I’m trying to replicate the original StyleGAN’s batch size schedule: 128, 128, 128, 64, 32, 16 as the progressive growing is applied. I know I can recreate the DataLoader when I want to switch, but I’m working inside an extant framework that makes that a clunky change to make.
I never did figure out how to use collate_fn here so instead, I’m initializing my DataLoader with a batch_size of 16, and in my training loop I collect and concatenate these batches until I reach the actual batch size I want at any given time. This only works because all the batch sizes are divisible by 16. I tried to do this in collate_fn at first, I thought maybe it received a generator and I could return a different generator, but that wasn’t the case.

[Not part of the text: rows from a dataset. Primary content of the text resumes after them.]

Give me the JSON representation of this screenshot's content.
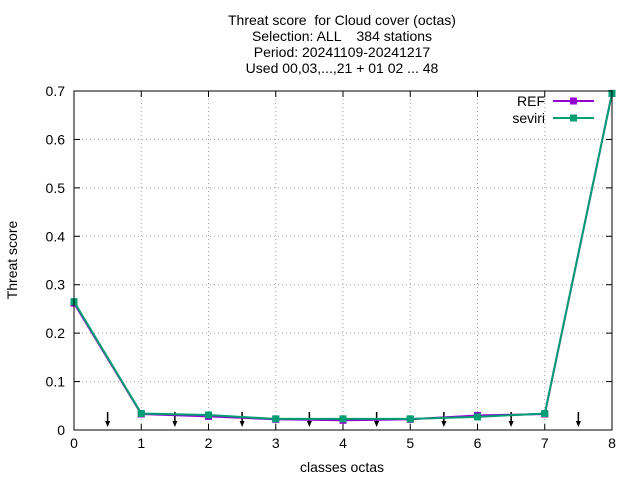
{
  "chart_data": {
    "type": "line",
    "title_lines": [
      "Threat score  for Cloud cover (octas)",
      "Selection: ALL    384 stations",
      "Period: 20241109-20241217",
      "Used 00,03,...,21 + 01 02 ... 48"
    ],
    "xlabel": "classes octas",
    "ylabel": "Threat score",
    "xlim": [
      0,
      8
    ],
    "ylim": [
      0,
      0.7
    ],
    "x_ticks": [
      "0",
      "1",
      "2",
      "3",
      "4",
      "5",
      "6",
      "7",
      "8"
    ],
    "y_ticks": [
      "0",
      "0.1",
      "0.2",
      "0.3",
      "0.4",
      "0.5",
      "0.6",
      "0.7"
    ],
    "grid": true,
    "legend_position": "top-right",
    "x": [
      0,
      1,
      2,
      3,
      4,
      5,
      6,
      7,
      8
    ],
    "series": [
      {
        "name": "REF",
        "color": "#9400d3",
        "values": [
          0.262,
          0.033,
          0.028,
          0.022,
          0.02,
          0.022,
          0.03,
          0.033,
          0.695
        ]
      },
      {
        "name": "seviri",
        "color": "#009e73",
        "values": [
          0.265,
          0.034,
          0.031,
          0.023,
          0.023,
          0.023,
          0.027,
          0.034,
          0.695
        ]
      }
    ],
    "arrow_markers_x": [
      0.5,
      1.5,
      2.5,
      3.5,
      4.5,
      5.5,
      6.5,
      7.5
    ]
  }
}
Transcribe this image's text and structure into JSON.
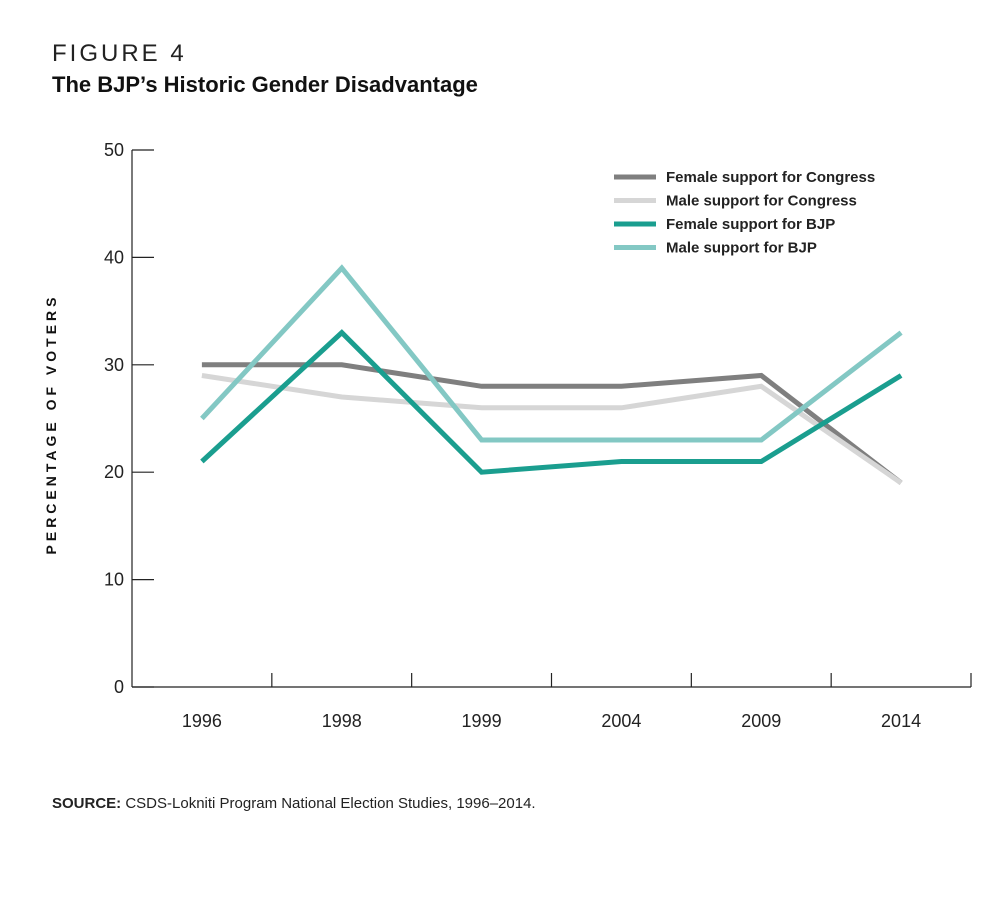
{
  "figure": {
    "label": "FIGURE 4",
    "title": "The BJP’s Historic Gender Disadvantage"
  },
  "source": {
    "prefix": "SOURCE:",
    "text": "CSDS-Lokniti Program National Election Studies, 1996–2014."
  },
  "chart_data": {
    "type": "line",
    "title": "The BJP’s Historic Gender Disadvantage",
    "xlabel": "",
    "ylabel": "PERCENTAGE OF VOTERS",
    "categories": [
      "1996",
      "1998",
      "1999",
      "2004",
      "2009",
      "2014"
    ],
    "ylim": [
      0,
      50
    ],
    "yticks": [
      0,
      10,
      20,
      30,
      40,
      50
    ],
    "grid": false,
    "legend_position": "top-right",
    "series": [
      {
        "name": "Female support for Congress",
        "color": "#7f7f7f",
        "values": [
          30,
          30,
          28,
          28,
          29,
          19
        ]
      },
      {
        "name": "Male support for Congress",
        "color": "#d6d6d6",
        "values": [
          29,
          27,
          26,
          26,
          28,
          19
        ]
      },
      {
        "name": "Female support for BJP",
        "color": "#1a9e8f",
        "values": [
          21,
          33,
          20,
          21,
          21,
          29
        ]
      },
      {
        "name": "Male support for BJP",
        "color": "#83c8c4",
        "values": [
          25,
          39,
          23,
          23,
          23,
          33
        ]
      }
    ]
  }
}
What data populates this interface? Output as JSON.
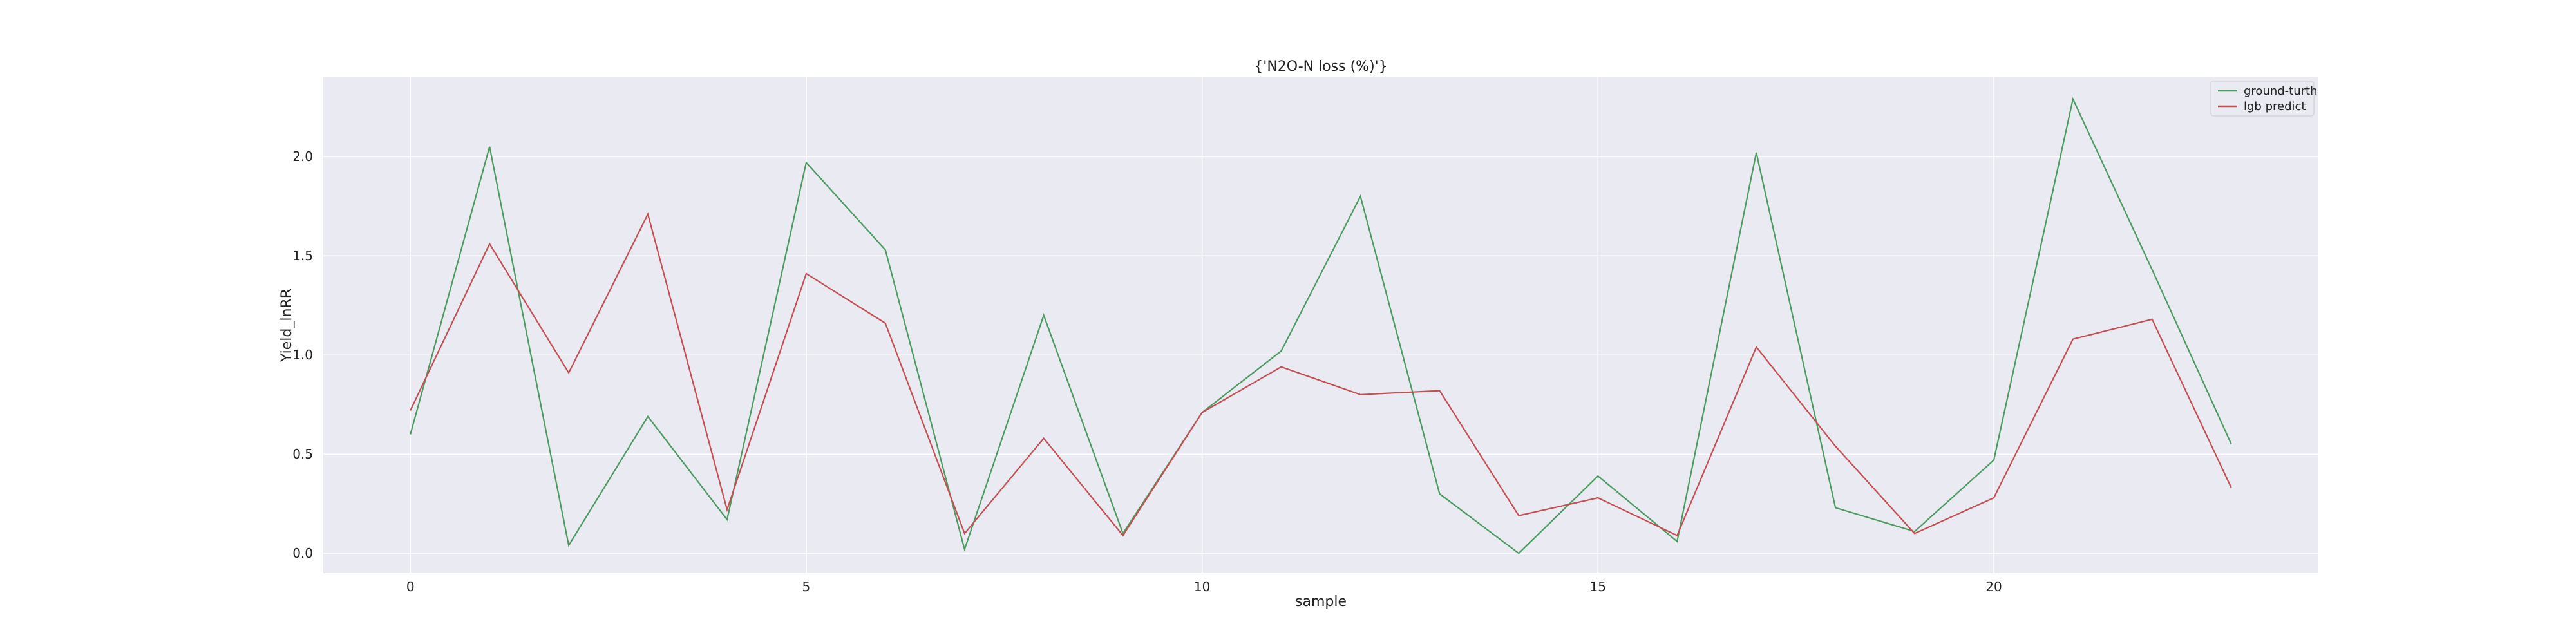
{
  "chart_data": {
    "type": "line",
    "title": "{'N2O-N loss (%)'}",
    "xlabel": "sample",
    "ylabel": "Yield_lnRR",
    "xlim": [
      -1.1,
      24.1
    ],
    "ylim": [
      -0.1,
      2.4
    ],
    "xticks": [
      0,
      5,
      10,
      15,
      20
    ],
    "yticks": [
      0.0,
      0.5,
      1.0,
      1.5,
      2.0
    ],
    "xtick_labels": [
      "0",
      "5",
      "10",
      "15",
      "20"
    ],
    "ytick_labels": [
      "0.0",
      "0.5",
      "1.0",
      "1.5",
      "2.0"
    ],
    "grid": true,
    "legend_position": "top-right",
    "x": [
      0,
      1,
      2,
      3,
      4,
      5,
      6,
      7,
      8,
      9,
      10,
      11,
      12,
      13,
      14,
      15,
      16,
      17,
      18,
      19,
      20,
      21,
      22,
      23
    ],
    "series": [
      {
        "name": "ground-turth",
        "color": "#4c9a5f",
        "values": [
          0.6,
          2.05,
          0.04,
          0.69,
          0.17,
          1.97,
          1.53,
          0.02,
          1.2,
          0.1,
          0.71,
          1.02,
          1.8,
          0.3,
          0.0,
          0.39,
          0.06,
          2.02,
          0.23,
          0.11,
          0.47,
          2.29,
          1.43,
          0.55
        ]
      },
      {
        "name": "lgb predict",
        "color": "#c44e52",
        "values": [
          0.72,
          1.56,
          0.91,
          1.71,
          0.22,
          1.41,
          1.16,
          0.1,
          0.58,
          0.09,
          0.71,
          0.94,
          0.8,
          0.82,
          0.19,
          0.28,
          0.09,
          1.04,
          0.54,
          0.1,
          0.28,
          1.08,
          1.18,
          0.33
        ]
      }
    ]
  }
}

I’m still interested to know how collate_fn can be used to yield variable batch sizes, maybe it would be cleaner than my solution.
You could use this code snippet to see an example.
Note that the “variable size” is usually the temporal dimension or the spatial dimensions (e.g. images with a different resolution) not the batch size.
I’ve come across the same issue while trying to implement this functionality of StyleGAN using PyTorch Lightning, which I believe is like your use case. Any luck on your end in resolving this issue?
I also wish there was a way to do this, e.g. make the batch size depend on the size of the input samples in the case of variable-length input data, such as sentences, etc.